Dopo la decisione della Consulta del 20 gennaio scorso, che ha dichiarato ammissibili i quattro quesiti sul lavoro e quello sulla cittadinanza, la battaglia referendaria è partita proprio da Bologna con una grande campagna per porre fine alla precarietà, alle morti sul lavoro, ai licenziamenti ingiusti e dare cittadinanza a migliaia di italiani.
 
1. Stop ai licenziamenti illegittimi
Nelle imprese con più di 15 dipendenti, i lavoratori assunti dal 7 marzo 2015 in poi non possono rientrare nel loro posto di lavoro dopo un licenziamento illegittimo. Sono oltre 3 milioni e 500mila ad oggi e aumenteranno nei prossimi anni i lavoratori penalizzati da una legge che impedisce il reintegro anche nel caso in cui il giudice dichiari ingiusta e infondata l’interruzione del rapporto. Abroghiamo questa norma, diamo uno stop ai licenziamenti privi di giusta causa o giustificato motivo.
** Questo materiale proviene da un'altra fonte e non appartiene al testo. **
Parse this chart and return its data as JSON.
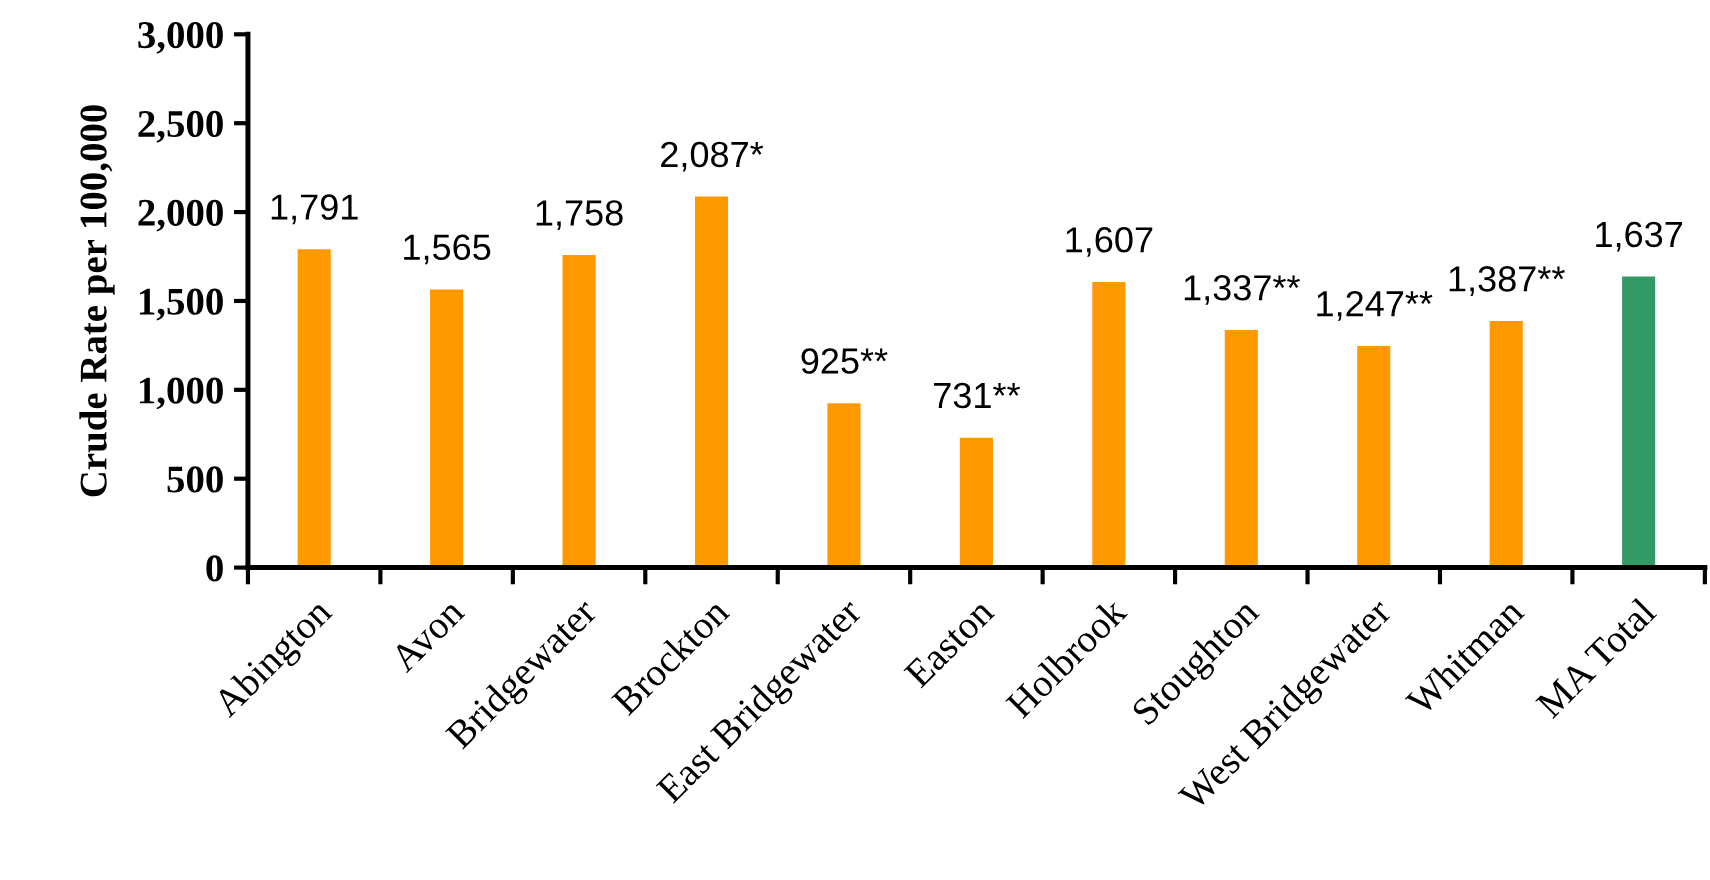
{
  "chart_data": {
    "type": "bar",
    "ylabel": "Crude Rate per 100,000",
    "categories": [
      "Abington",
      "Avon",
      "Bridgewater",
      "Brockton",
      "East Bridgewater",
      "Easton",
      "Holbrook",
      "Stoughton",
      "West Bridgewater",
      "Whitman",
      "MA Total"
    ],
    "values": [
      1791,
      1565,
      1758,
      2087,
      925,
      731,
      1607,
      1337,
      1247,
      1387,
      1637
    ],
    "colors": [
      "#ff9900",
      "#ff9900",
      "#ff9900",
      "#ff9900",
      "#ff9900",
      "#ff9900",
      "#ff9900",
      "#ff9900",
      "#ff9900",
      "#ff9900",
      "#339966"
    ],
    "value_labels": [
      "1,791",
      "1,565",
      "1,758",
      "2,087*",
      "925**",
      "731**",
      "1,607",
      "1,337**",
      "1,247**",
      "1,387**",
      "1,637"
    ],
    "ylim": [
      0,
      3000
    ],
    "yticks": [
      0,
      500,
      {
        "value": 1000,
        "label": "1,000"
      },
      {
        "value": 1500,
        "label": "1,500"
      },
      {
        "value": 2000,
        "label": "2,000"
      },
      {
        "value": 2500,
        "label": "2,500"
      },
      {
        "value": 3000,
        "label": "3,000"
      }
    ]
  }
}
2. Più tutele per i lavoratori delle piccole imprese
Nelle imprese con meno di 16 dipendenti, in caso di licenziamento illegittimo oggi un lavoratore può al massimo ottenere 6 mensilità di risarcimento, anche qualora un giudice reputi infondata l’interruzione del rapporto. Questa è una condizione che tiene i dipendenti delle piccole imprese (circa 3 milioni e 700mila) in uno stato di forte soggezione rispetto al titolare. Abroghiamo questo limite, aumentiamo l’indennizzo sulla base della capacità economica dell’azienda, dei carichi familiari e dell’età del lavoratore.

3. Riduzione del lavoro precario
In Italia circa 2 milioni e 300 mila persone hanno contratti di lavoro a tempo determinato. I rapporti a termine possono oggi essere instaurati fino a 12 mesi senza alcuna ragione oggettiva che giustifichi il lavoro temporaneo. Rendiamo il lavoro più stabile. Ripristiniamo l’obbligo di causali per il ricorso ai contratti a tempo determinato.
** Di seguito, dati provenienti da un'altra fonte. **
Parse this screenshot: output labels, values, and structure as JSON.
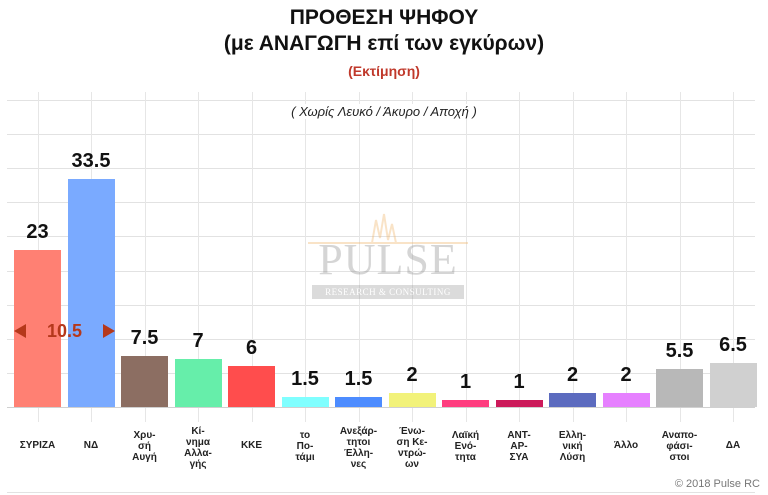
{
  "header": {
    "title_line1": "ΠΡΟΘΕΣΗ ΨΗΦΟΥ",
    "title_line2": "(με ΑΝΑΓΩΓΗ επί των εγκύρων)",
    "subtitle": "(Εκτίμηση)",
    "note": "( Χωρίς Λευκό / Άκυρο / Αποχή )"
  },
  "annotation": {
    "gap_label": "10.5",
    "gap_color": "#b5381b"
  },
  "watermark": {
    "brand": "PULSE",
    "tagline": "RESEARCH & CONSULTING"
  },
  "footer": {
    "copyright": "© 2018 Pulse RC"
  },
  "chart_data": {
    "type": "bar",
    "title": "ΠΡΟΘΕΣΗ ΨΗΦΟΥ (με ΑΝΑΓΩΓΗ επί των εγκύρων)",
    "subtitle": "(Εκτίμηση)",
    "annotation": "( Χωρίς Λευκό / Άκυρο / Αποχή )",
    "xlabel": "",
    "ylabel": "",
    "ylim": [
      0,
      45
    ],
    "grid": true,
    "legend": "none",
    "categories": [
      "ΣΥΡΙΖΑ",
      "ΝΔ",
      "Χρυσή Αυγή",
      "Κίνημα Αλλαγής",
      "ΚΚΕ",
      "το Ποτάμι",
      "Ανεξάρτητοι Έλληνες",
      "Ένωση Κεντρώων",
      "Λαϊκή Ενότητα",
      "ΑΝΤΑΡΣΥΑ",
      "Ελληνική Λύση",
      "Άλλο",
      "Αναποφάσιστοι",
      "ΔΑ"
    ],
    "category_labels": [
      "ΣΥΡΙΖΑ",
      "ΝΔ",
      "Χρυ-\nσή\nΑυγή",
      "Κί-\nνημα\nΑλλα-\nγής",
      "ΚΚΕ",
      "το\nΠο-\nτάμι",
      "Ανεξάρ-\nτητοι\nΈλλη-\nνες",
      "Ένω-\nση Κε-\nντρώ-\nων",
      "Λαϊκή\nΕνό-\nτητα",
      "ΑΝΤ-\nΑΡ-\nΣΥΑ",
      "Ελλη-\nνική\nΛύση",
      "Άλλο",
      "Αναπο-\nφάσι-\nστοι",
      "ΔΑ"
    ],
    "values": [
      23,
      33.5,
      7.5,
      7,
      6,
      1.5,
      1.5,
      2,
      1,
      1,
      2,
      2,
      5.5,
      6.5
    ],
    "value_labels": [
      "23",
      "33.5",
      "7.5",
      "7",
      "6",
      "1.5",
      "1.5",
      "2",
      "1",
      "1",
      "2",
      "2",
      "5.5",
      "6.5"
    ],
    "colors": [
      "#ff8073",
      "#7aaaff",
      "#8c6e62",
      "#66eeaa",
      "#ff4d4d",
      "#80ffff",
      "#4d8cff",
      "#f2f27a",
      "#ff3d7f",
      "#cc1a5a",
      "#5c6bbf",
      "#e680ff",
      "#b8b8b8",
      "#d0d0d0"
    ],
    "gap_annotation": {
      "between": [
        "ΣΥΡΙΖΑ",
        "ΝΔ"
      ],
      "value": 10.5
    }
  }
}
4. Più sicurezza sul lavoro
Arrivano fino a 500mila, in Italia, le denunce annuali di infortunio sul lavoro. Quasi 1000 i morti. Modifichiamo le norme attuali, che impediscono in caso di infortunio negli appalti di estendere la responsabilità all’impresa appaltante. Cambiamo le leggi che favoriscono il ricorso ad appaltatori privi di solidità finanziaria, spesso non in regola con le norme antinfortunistiche. Abrogare le norme in essere ed estendere la responsabilità dell’imprenditore committente significa garantire maggiore sicurezza sul lavoro.

5. Più integrazione con la cittadinanza italiana
Riduciamo da 10 a 5 gli anni di residenza legale in Italia richiesti per poter fare domanda di cittadinanza italiana, che una volta ottenuta sarebbe trasmessa ai figli e alle figlie minorenni. Questa modifica costituisce una conquista decisiva per circa 2 milioni e 500mila cittadini di origine straniera che nel nostro Paese nascono, crescono, abitano, studiano e lavorano. Allineiamo l’Italia ai maggiori Paesi Europei, che hanno già compreso come promuovere diritti, tutele e opportunità garantisca ricchezza e crescita per l’intero Paese.